The Search for Style in the history of architecture
Architectural form combines both instrument and emblem in the history of architecture. Its instrumental role is that of allowing certain human action to take place within it, which the building will either encourage or limit in specific ways. Its emblematic aspect is the way in which the building’s imagery and quality of surface and space enhance these activities and make them memorable. Great architecture usually holds these two elements in an integrated balance.

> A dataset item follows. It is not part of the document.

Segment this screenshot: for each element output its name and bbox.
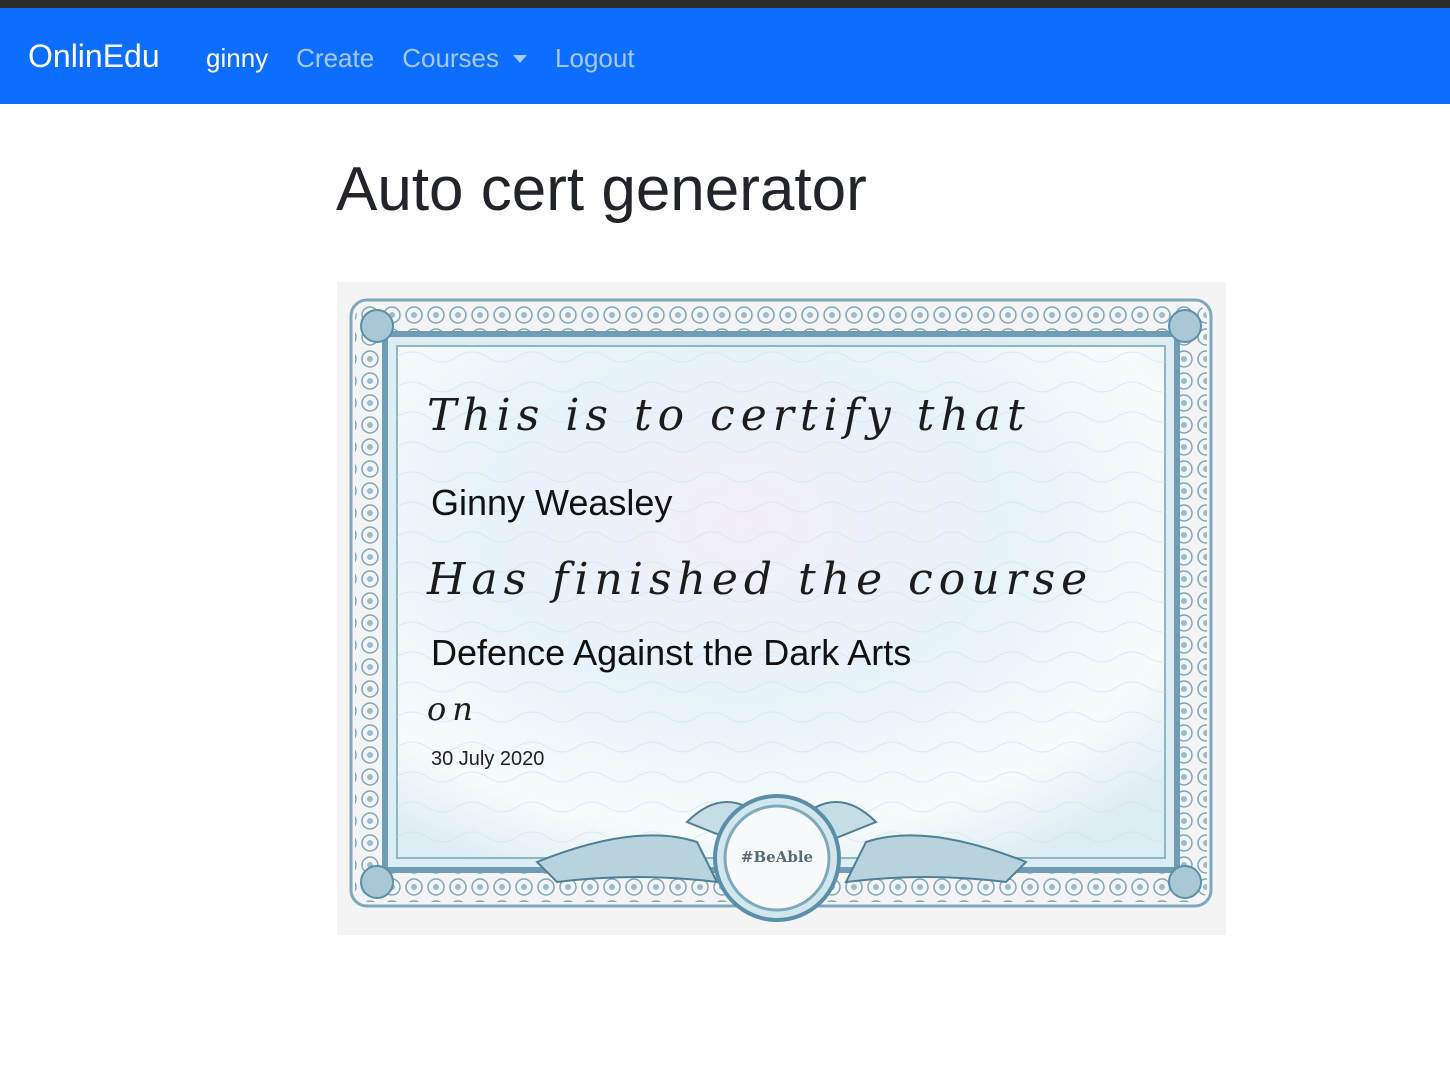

As the 19th century progressed, the emblematic side of architecture became diffused. It was under threat from both the new technological building world which ascribed little importance to it and from an accompanying loss of faith in the need for “one true style”. Lightly adopted styles were used with considerable abandon, often only reflecting a weak association of ideas, such as “Classical” for learning or “Gothic” for religion. Many were troubled by this and fine architects felt hopelessly lost. “In what style should we build?” moaned one German, and the question summed up the dilemma. In England, A. W. N. Pugin and then John Ruskin argued for true principles in design and moral rules for honest building. Their exemplar was medieval ecclesiastical society and its buildings; true Gothic, they believed, would be an appropriate reflection of an honest modern society. But this approach to design, in which it was treated as a moral issue (an attitude which reappeared later in Modernism) could not ultimately prevail, and the so-called Battle of the Styles continued to be fought.
The engineering exploitation of new situations, however, was self-confident enough to ignore any concern for cultural reference. The completely new forms, such as stations, exhibition halls, exchanges and arcades, which were unprecedented in spatial terms as well as rich in constructional ideas, were virtually drained of architecture’s traditional emblematic role. More importantly, they were usually also rather crude as instruments.

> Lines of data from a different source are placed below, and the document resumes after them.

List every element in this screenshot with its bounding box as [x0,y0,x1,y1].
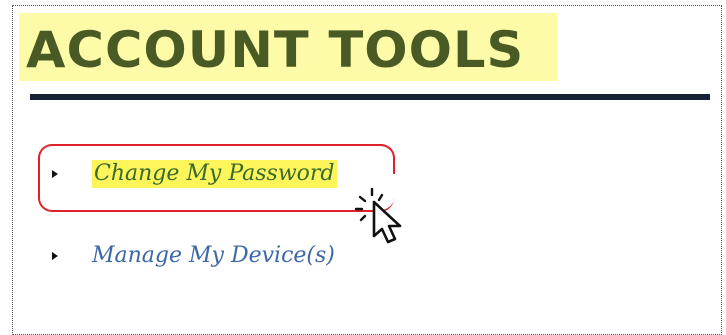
click-cursor-icon [352,186,422,250]
page-title: ACCOUNT TOOLS [26,21,525,79]
title-divider [30,94,710,100]
caret-right-icon [52,252,58,260]
menu-item-manage-devices[interactable]: Manage My Device(s) [52,242,335,270]
manage-devices-link[interactable]: Manage My Device(s) [92,242,335,270]
callout-highlight-box [38,144,394,212]
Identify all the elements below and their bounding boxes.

Architects, on the other hand, sometimes designed a brilliant instrument, but went too far with the emblematic content. Charles Garnier’s Opera in Paris, for example, is a magnificent and complex articulation of a difficult requirement, but the building’s lavish ornament is at odds with its precisely articulated form.
This looseness of emblem which decorated so much 19th-century architecture is seen both in the fashion for the exotic styles brought back from the colonies and in the exported imperial culture. Through the century Britain built in Bombay an “Ionic” mint (1829), a “Doric and Corinthian” town hall (1825-33), “Early English” high courts, a “Renaissance” telegraph office, a “Venetian gothic” secretariat (1874), a “15th-century French decorated” university hall and finally a “14th-century Flanders” library designed by Scott. Meaningless fancy-dress, it was particularly tasteless, given India’s own ancient cultural heritage.